Mr. Jones was a superstar, and not because of his considerable talent, both on the stage and on the horse, but because he had a kind heart. I won't forget it and am shocked at his too early death.

Not to wear out why I love the music scene in Portland/Vancouver but I was at Artichoke Music one summer and this guy named Don Campeau took the stage and was clearly a pro. It turns out he had been in the Lettermen from 1982 to 1984. I ended up backing him on bass on a couple of occasions so he was over at the house rehearsing and telling me great stories of his show business buddies over the years including some about a friend of his named John Stewart, who had been in an earlier lineup of the Lettermen. Among many other things, John Stewart wrote "Daydream Believer."

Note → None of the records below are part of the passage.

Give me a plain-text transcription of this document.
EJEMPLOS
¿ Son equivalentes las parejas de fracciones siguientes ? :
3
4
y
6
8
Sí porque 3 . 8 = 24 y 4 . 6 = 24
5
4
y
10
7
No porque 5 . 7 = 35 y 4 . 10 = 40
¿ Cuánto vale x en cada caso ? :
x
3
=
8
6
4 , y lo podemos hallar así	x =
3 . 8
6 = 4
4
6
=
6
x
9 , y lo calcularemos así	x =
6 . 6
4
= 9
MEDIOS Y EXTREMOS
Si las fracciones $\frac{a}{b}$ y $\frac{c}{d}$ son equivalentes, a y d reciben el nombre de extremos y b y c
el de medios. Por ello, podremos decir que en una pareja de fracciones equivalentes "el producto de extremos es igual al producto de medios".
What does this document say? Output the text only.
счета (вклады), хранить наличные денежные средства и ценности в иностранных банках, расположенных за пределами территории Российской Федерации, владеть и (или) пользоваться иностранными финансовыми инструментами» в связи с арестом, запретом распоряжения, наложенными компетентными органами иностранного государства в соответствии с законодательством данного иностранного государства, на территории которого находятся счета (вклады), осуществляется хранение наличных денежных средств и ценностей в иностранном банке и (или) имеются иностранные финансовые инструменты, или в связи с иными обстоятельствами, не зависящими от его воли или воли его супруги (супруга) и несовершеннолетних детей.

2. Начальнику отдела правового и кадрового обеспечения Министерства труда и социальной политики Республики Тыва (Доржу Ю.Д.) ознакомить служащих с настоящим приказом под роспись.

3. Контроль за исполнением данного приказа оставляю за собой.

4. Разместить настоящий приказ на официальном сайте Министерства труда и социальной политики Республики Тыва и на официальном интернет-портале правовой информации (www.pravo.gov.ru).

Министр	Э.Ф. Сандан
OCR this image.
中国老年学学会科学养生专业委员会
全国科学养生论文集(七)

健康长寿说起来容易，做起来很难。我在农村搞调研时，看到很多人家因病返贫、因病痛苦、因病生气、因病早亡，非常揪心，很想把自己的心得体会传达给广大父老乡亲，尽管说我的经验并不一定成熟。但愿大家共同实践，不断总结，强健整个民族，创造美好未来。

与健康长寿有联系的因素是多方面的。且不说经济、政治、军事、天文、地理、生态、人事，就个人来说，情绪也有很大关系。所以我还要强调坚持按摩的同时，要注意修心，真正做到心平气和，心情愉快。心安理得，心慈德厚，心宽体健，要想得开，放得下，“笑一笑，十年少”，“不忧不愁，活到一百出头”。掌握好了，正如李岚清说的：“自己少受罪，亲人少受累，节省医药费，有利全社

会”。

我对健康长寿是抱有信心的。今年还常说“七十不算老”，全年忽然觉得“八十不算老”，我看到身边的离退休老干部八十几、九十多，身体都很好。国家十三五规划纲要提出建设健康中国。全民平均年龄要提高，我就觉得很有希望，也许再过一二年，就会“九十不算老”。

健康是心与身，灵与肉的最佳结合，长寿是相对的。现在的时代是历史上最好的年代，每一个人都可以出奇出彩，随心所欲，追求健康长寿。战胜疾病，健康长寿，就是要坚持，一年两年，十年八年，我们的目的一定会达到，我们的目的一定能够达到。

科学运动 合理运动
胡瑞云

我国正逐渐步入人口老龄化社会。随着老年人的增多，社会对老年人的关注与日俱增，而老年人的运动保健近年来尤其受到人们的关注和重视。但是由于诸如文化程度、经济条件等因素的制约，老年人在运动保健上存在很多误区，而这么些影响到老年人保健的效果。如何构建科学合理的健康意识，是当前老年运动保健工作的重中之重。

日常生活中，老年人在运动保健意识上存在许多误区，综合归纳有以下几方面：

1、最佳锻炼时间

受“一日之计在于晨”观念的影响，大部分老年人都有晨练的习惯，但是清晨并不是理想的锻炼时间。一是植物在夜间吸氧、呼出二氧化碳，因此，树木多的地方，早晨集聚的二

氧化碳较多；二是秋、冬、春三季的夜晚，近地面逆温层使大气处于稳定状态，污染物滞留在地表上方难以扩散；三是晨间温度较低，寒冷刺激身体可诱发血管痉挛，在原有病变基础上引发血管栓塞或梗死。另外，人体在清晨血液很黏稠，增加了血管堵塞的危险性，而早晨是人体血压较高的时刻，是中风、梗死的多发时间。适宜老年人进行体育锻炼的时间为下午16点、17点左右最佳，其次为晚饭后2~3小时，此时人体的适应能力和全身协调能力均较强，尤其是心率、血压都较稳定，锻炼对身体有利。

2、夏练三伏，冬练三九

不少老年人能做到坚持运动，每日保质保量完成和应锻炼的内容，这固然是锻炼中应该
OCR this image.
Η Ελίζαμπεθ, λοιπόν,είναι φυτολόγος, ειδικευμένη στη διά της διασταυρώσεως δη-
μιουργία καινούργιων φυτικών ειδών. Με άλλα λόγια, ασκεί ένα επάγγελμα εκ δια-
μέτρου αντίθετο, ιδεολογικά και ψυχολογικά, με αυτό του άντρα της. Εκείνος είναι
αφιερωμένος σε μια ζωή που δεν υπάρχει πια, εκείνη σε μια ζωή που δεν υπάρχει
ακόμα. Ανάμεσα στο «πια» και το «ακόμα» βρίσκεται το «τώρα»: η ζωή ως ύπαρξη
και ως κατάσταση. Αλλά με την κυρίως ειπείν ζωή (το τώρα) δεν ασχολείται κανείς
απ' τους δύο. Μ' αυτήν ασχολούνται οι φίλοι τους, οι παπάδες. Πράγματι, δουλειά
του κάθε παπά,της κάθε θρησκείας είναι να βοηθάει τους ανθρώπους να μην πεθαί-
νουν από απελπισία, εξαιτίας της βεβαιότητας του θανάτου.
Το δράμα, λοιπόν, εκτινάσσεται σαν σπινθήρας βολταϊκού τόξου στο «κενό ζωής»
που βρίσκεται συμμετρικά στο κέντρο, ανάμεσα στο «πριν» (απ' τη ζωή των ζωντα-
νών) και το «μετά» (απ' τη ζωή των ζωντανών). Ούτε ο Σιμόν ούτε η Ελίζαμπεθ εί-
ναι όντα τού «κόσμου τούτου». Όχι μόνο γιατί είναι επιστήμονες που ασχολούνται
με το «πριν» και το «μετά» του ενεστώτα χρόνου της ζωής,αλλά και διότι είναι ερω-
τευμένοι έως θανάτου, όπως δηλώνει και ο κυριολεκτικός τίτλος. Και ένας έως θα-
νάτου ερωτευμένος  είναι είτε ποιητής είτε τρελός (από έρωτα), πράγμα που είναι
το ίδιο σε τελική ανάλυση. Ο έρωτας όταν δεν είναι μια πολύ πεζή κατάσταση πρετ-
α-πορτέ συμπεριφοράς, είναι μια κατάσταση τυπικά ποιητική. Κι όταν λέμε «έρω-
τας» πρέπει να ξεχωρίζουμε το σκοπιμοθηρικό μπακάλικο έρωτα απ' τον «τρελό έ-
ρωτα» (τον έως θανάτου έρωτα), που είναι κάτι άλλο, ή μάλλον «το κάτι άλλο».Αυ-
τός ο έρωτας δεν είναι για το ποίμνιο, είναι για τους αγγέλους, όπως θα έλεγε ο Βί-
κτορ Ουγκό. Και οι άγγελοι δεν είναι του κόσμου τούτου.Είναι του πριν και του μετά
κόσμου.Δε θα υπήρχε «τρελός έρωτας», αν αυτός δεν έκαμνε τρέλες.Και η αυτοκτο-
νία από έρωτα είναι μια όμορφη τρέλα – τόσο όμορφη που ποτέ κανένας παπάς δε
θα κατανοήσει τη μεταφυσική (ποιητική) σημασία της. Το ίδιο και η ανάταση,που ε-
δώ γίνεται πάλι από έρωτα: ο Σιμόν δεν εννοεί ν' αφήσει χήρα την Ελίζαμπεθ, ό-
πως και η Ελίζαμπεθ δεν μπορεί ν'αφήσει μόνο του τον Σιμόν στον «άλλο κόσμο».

As he was leaving the Kingston Trio.

I was at the Monkees show at the Hollywood Bowl in 1967. It was the first time I was allowed to drive the family's '55 Chevy Bel-Air on a date. By then Hendrix had been replaced as the opening act by Ike & Tina Turner. Of course, at that point in time, no one knew who Hendrix was, and I was sitting so far back in the Bowl anyway that I could barely see the people on stage. That started a string of misfortune over the next three years in which I missed chances to see Hendrix, Janis Joplin, and the Doors. But back in 1996, I did meet the mother of John Densmore, the Doors' drummer, and she told me how she and her husband sat in a box seat at the Doors' famous/infamous concert at the Hollywood Bowl in 1968. And what was so funny is that she described that concert as if it had been an elementary school music recital.